The weather in Orlando is often said to be divided into 2 seasons: hot and hotter. Florida isn’t known as The Sunshine State for no reason! While the subtropical climate in America’s southernmost state is certainly a lot warmer than most of the rest of the country, it still has 4 distinct seasons, including warms springs and autumns, hot summers and cool winters.

The peak seasons for tourist arrivals in Orlando depend on school and work schedules but, if you have a bit of flexibility, there are better times to visit when you’ll have more bearable weather and shorter queues at the major attractions. While picking your time carefully is certainly important for a memorable trip, the common saying in Florida is that, if you don’t like the weather right now, wait a minute and it’ll change.

  • Best time to go to Orlando

    Best time to go to Orlando

    The best time to visit Orlando is from mid-September to early November. During this admittedly quite brief time, the temperatures are down from their summer highs of 90°F (32°C) into a more comfortable range of around 75°F (23.9°C). Daily thunderstorms, which often start around mid-June, begin to taper off in September and the humidity reduces. Most significantly, this is well after the school holidays peak, meaning that the city and its hotels are less crowded.
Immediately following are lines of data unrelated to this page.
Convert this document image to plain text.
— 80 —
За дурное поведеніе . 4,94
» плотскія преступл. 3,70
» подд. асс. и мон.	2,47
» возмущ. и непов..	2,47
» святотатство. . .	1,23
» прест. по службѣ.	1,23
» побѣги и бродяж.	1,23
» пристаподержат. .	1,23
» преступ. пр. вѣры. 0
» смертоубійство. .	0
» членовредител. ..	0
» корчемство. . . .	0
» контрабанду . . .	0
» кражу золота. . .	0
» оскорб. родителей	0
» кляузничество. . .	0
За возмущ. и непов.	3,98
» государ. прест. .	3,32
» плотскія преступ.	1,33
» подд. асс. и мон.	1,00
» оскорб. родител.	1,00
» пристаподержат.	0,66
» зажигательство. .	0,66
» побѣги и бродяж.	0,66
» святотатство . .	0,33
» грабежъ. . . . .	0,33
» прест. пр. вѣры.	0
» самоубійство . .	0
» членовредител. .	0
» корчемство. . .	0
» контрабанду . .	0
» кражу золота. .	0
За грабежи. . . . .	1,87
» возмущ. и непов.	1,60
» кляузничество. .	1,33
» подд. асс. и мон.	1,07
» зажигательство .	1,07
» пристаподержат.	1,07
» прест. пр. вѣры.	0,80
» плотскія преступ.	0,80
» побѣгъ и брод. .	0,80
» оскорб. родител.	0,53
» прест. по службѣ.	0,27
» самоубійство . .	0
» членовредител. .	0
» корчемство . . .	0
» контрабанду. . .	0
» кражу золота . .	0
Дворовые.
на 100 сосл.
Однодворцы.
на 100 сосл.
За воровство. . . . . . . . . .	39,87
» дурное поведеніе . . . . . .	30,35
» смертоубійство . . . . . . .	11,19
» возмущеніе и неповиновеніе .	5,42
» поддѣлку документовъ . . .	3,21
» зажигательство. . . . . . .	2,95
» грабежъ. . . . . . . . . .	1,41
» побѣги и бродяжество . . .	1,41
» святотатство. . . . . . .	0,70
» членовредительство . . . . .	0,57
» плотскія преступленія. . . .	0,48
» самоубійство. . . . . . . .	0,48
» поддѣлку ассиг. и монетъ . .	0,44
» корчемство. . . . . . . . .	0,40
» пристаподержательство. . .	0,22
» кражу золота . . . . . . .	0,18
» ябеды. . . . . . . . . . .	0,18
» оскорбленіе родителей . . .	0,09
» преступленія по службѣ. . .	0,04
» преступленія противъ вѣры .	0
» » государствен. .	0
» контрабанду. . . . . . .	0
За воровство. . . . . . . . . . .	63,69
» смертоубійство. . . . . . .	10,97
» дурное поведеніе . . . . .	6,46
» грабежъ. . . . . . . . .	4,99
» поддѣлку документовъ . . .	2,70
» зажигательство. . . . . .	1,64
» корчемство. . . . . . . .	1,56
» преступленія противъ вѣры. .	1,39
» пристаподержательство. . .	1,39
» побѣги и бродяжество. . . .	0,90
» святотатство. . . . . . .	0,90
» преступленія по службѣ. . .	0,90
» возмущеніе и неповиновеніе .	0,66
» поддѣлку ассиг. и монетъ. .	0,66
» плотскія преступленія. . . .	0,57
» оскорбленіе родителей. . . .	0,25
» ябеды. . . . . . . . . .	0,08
    Alternatively, the spring weather of late April to early June offers roughly the same temperatures as the autumn, with similarly low rainfall. The big difference in conditions is the lower humidity, which drops to an average of 49% compared to 60% in summer and 56% in the autumn. If you book your holiday in May, you’ll also dodge the spring break crowds of March and April, as well as the Atlantic hurricane season (June to November).

  • Hottest time in Orlando

    Hottest time in Orlando

    The weather in Orlando is at its hottest from mid-June to mid-September. Temperatures average as high as 82°F (28°C) in August, with nighttime lows rarely dropping below 72°F (22°C). Afternoon thunderstorms occur almost every day which, while providing a welcome relief from the heat, can be quite violent.

    The Atlantic hurricane season occurs during Orlando's long summer. On average, each season creates around 10 powerful storms, with 6 of them becoming hurricanes. These mostly turn south and miss Orlando, but the risk is still there. It’s best to keep an eye on the local news, just in case.

  • Peak seasons in Orlando

    Peak seasons in Orlando

    Orlando gets really busy with tourists during 2 periods each year. As Florida is among the top destinations for domestic travel in mainland USA (and with Orlando having so many great attractions for families), these 2 peaks naturally coincide with the school holidays – spring break in March and April and summer vacation from June to September.

    The summer vacation, as the name suggests, coincides with Orlando’s summer, with high temperatures and humidity and daily thunderstorms. Conditions are much more comfortable during spring break, with temperatures rising from their winter lows to reach around 70°F (21°C). Rainfall and humidity are also low, which can result in small brush fires on the outskirts of the city.

  • Low season in Orlando

    Low season in Orlando

    It could be said that Orlando’s low season is any time of the year when it isn’t a school holiday since these are the times when the tourist numbers (and, as a result, hotel prices) are at their lowest. This is particularly true during the winter months from November to March. Temperatures drop as far as 48°F (9°C) and can go even lower every few years.

    While winter in Orlando enjoys the lowest rainfall of the year, it can sometimes come with snow and sleet, so it's advisable to bring a few warm clothes. However, this is an exception rather than rule, and Florida deserves its reputation as a year-round paradise. The average temperature over the whole period is rarely lower than 60°F (15.5°C).